No entanto, no ano passado, a Funai apresentou um requerimento de concessão de efeito suspensivo à apelação.

Em outubro de 2022, a Justiça deferiu o pedido, o que significa que a sentença não tem efeitos até que o recurso seja julgado. Na prática, isso impede que o MPF exija o cumprimento das obrigações determinadas judicialmente.

Para o procurador da República Edmundo Antonio Dias, autor da ação do MPF, a demarcação do território sagrado de Sete Salões “sinalizaria que o Estado brasileiro não mais compactua com a impunidade de graves violações aos direitos humanos, como as que foram cometidas pela ditadura militar”.

“Isso tem um efeito pedagógico importante, que aponta para um caminho de repulsa a regimes autoritários, mediante a implementação de medidas de não-repetição, inclusive de caráter simbólico”, afirmou.

Indígena em pau-de-arara é exposto a autoridades em Belo Horizonte — Foto: Comissão da Verdade/Reprodução

Indígena em pau-de-arara é exposto a autoridades em Belo Horizonte — Foto: Comissão da Verdade/Reprodução

Violações

 

De acordo com as investigações do MPF, diversas arbitrariedades foram praticadas contra os povos indígenas em Minas Geris durante a ditadura militar. Entenda as violações aos direitos praticadas ao longo dos anos:

▶️ Em 1969, em Resplendor, na Região do Rio Doce, a Polícia Militar e a Funai instalaram o Reformatório Agrícola Indígena Krenak, na área do Posto Indígena Guido Marlière, onde viviam os Krenak, para o confinamento de indígenas classificados como “perturbadores da ordem tribal”.

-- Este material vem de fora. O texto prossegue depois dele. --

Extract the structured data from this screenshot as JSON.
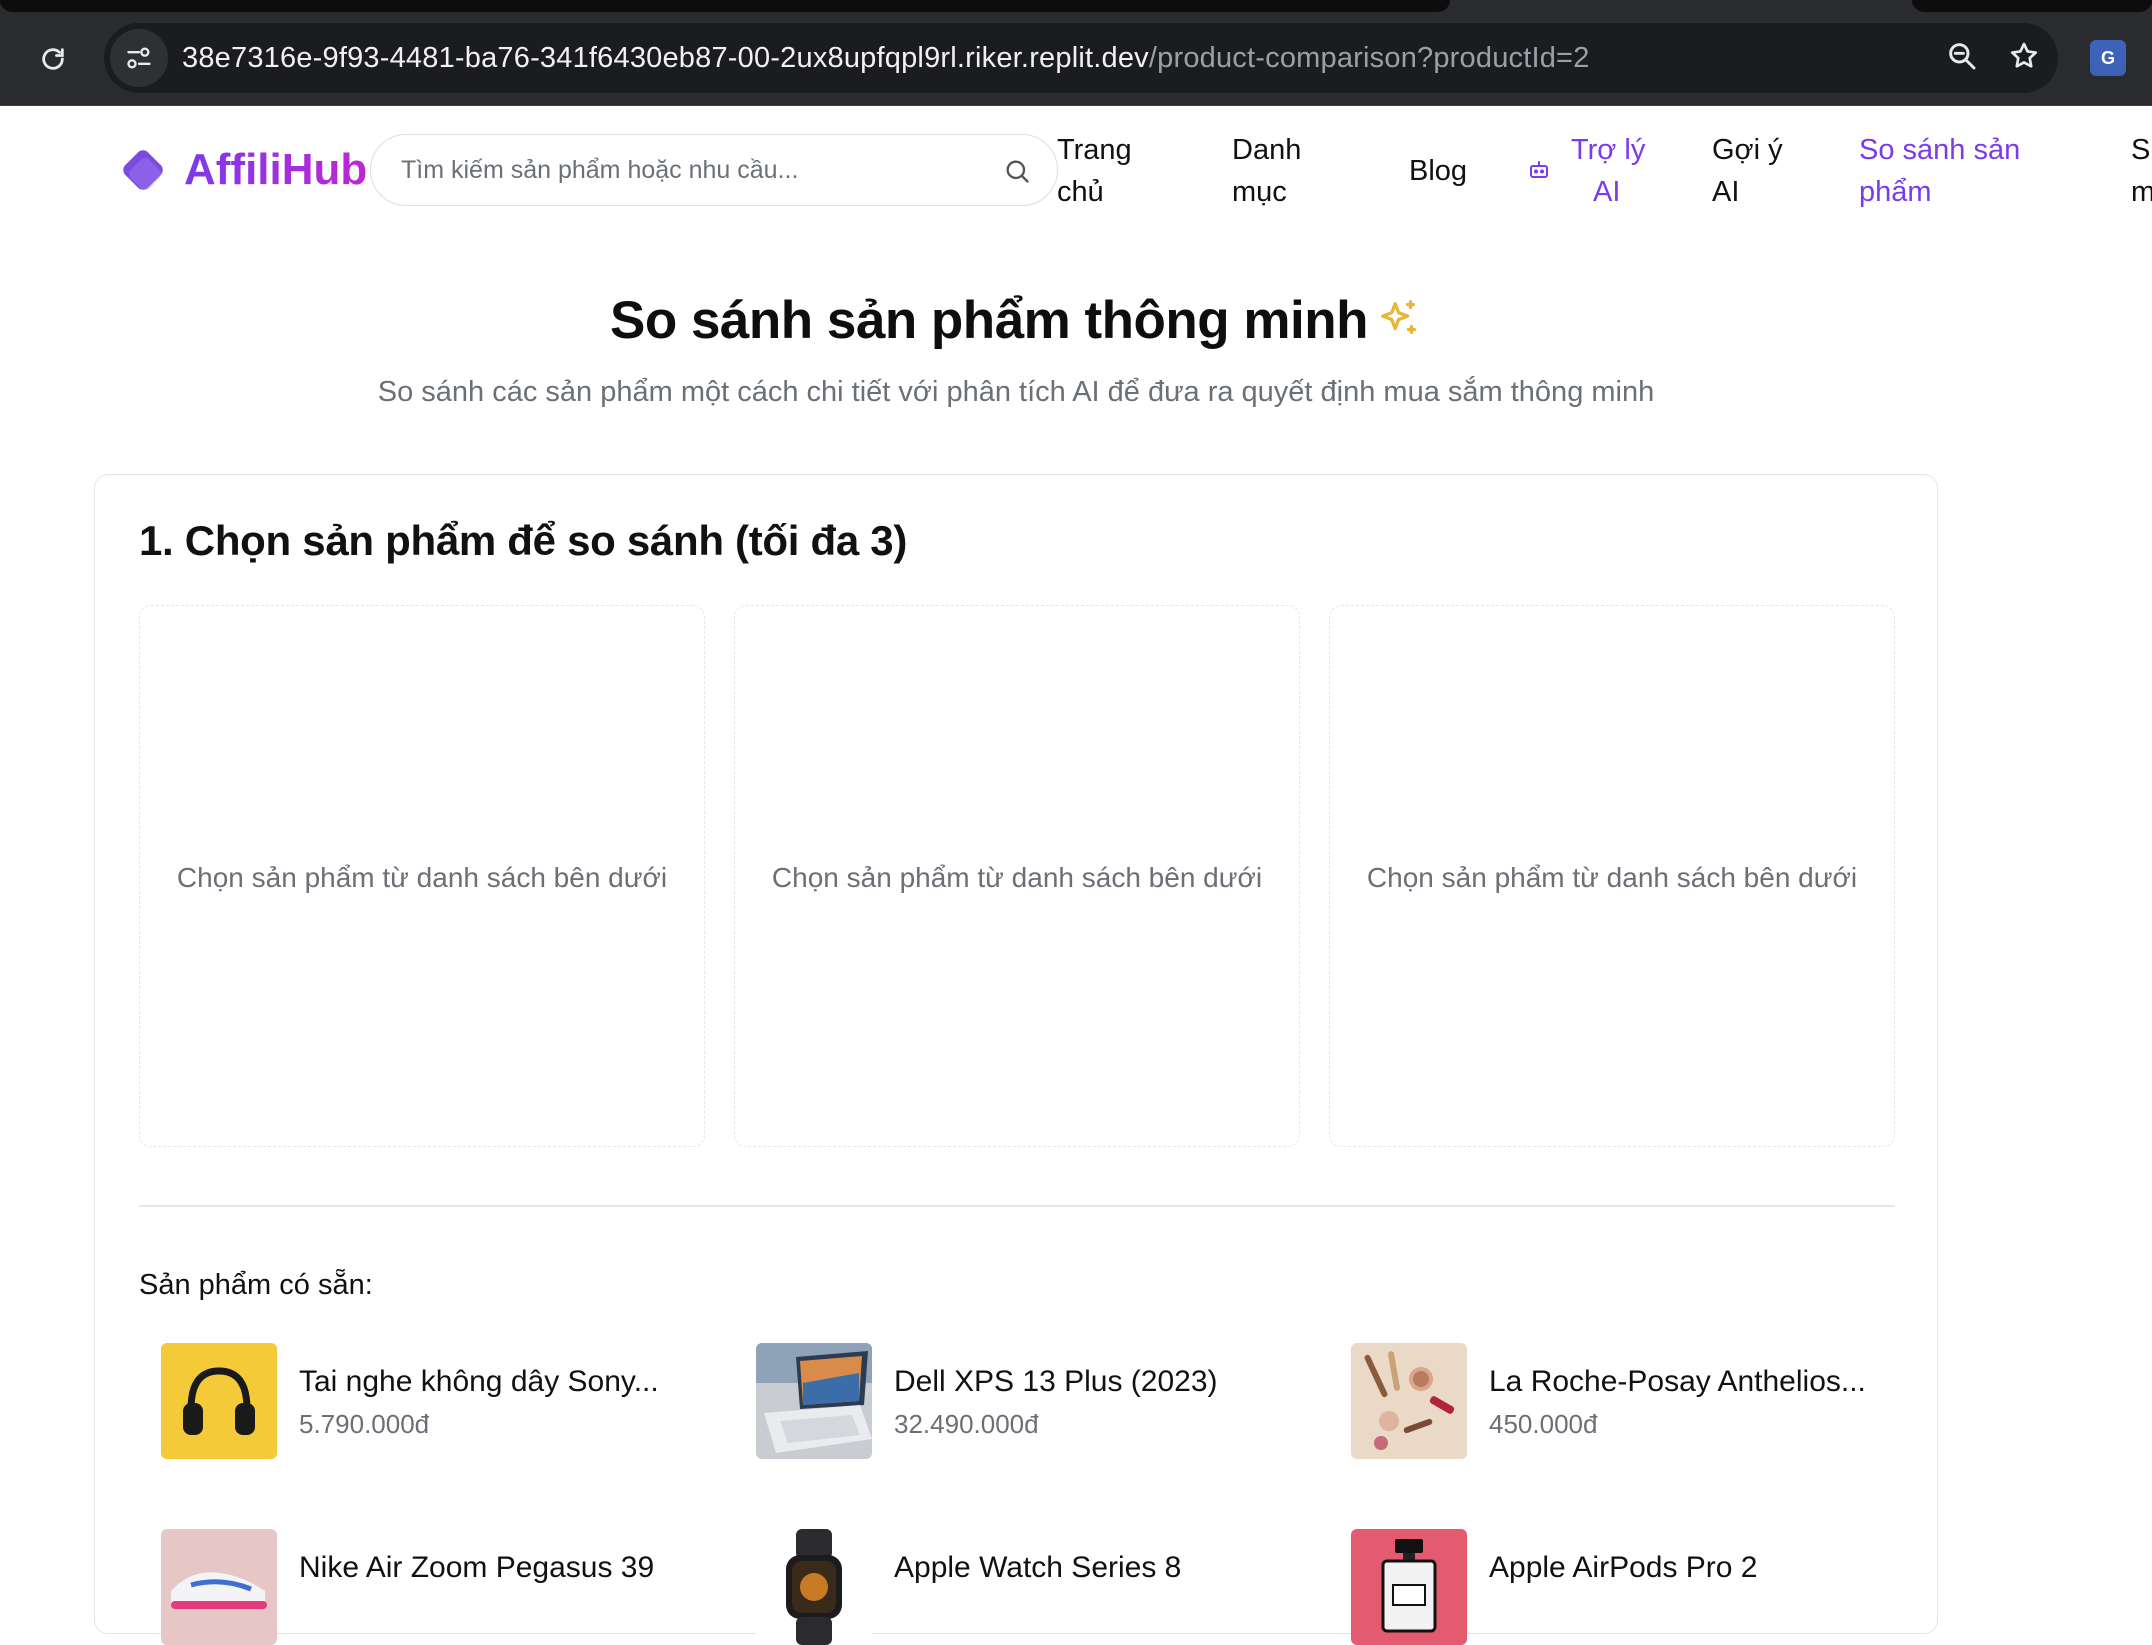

▶️ Eles chegavam ao reformatório, uma espécie de presídio, sem uma “pena” definida, de forma que o tempo de permanência dependia do responsável pelo estabelecimento, Manoel dos Santos Pinheiro, conhecido como Capitão Pinheiro, que também é réu na ação.

▶️ Não havia julgamento. A tortura era comum, e os indígenas eram obrigados a fazer trabalhos forçados.

▶️ O local abrigou, até 1972, indígenas de mais de 15 etnias levados de vários estados do Brasil pela Guarda Rural Indígena. Os Krenak passaram também à condição de detidos.

▶️ A primeira turma da Guarda Rural Indígena, também criada em 1969, foi treinada pela PM e era composta por 84 indígenas de diferentes etnias e regiões do país. Eram indígenas punindo e vigiando outros, o que causou desagregação e estimulou conflitos entre eles.

▶️Em 1972, os indígenas que viviam no reformatório foram compulsoriamente transferidos para uma fazenda localizada na cidade de Carmésia, também na Região do Rio Doce, a Fazenda Guarani. Os Krenak, portanto, foram expulsos de suas terras e obrigados a viver a mais de 300 km de distância, em uma espécie de campo de concentração.

▶️ Grande parte das terras antes ocupadas pelos indígenas em Resplendor foi distribuída a posseiros.

▶️ Em 1993, o Supremo Tribunal Federal (STF) considerou nulas as transferências das terras habitadas pelo povo Krenak aos posseiros. Os indígenas recuperaram parte do território, mas a área de Sete Salões ficou de fora.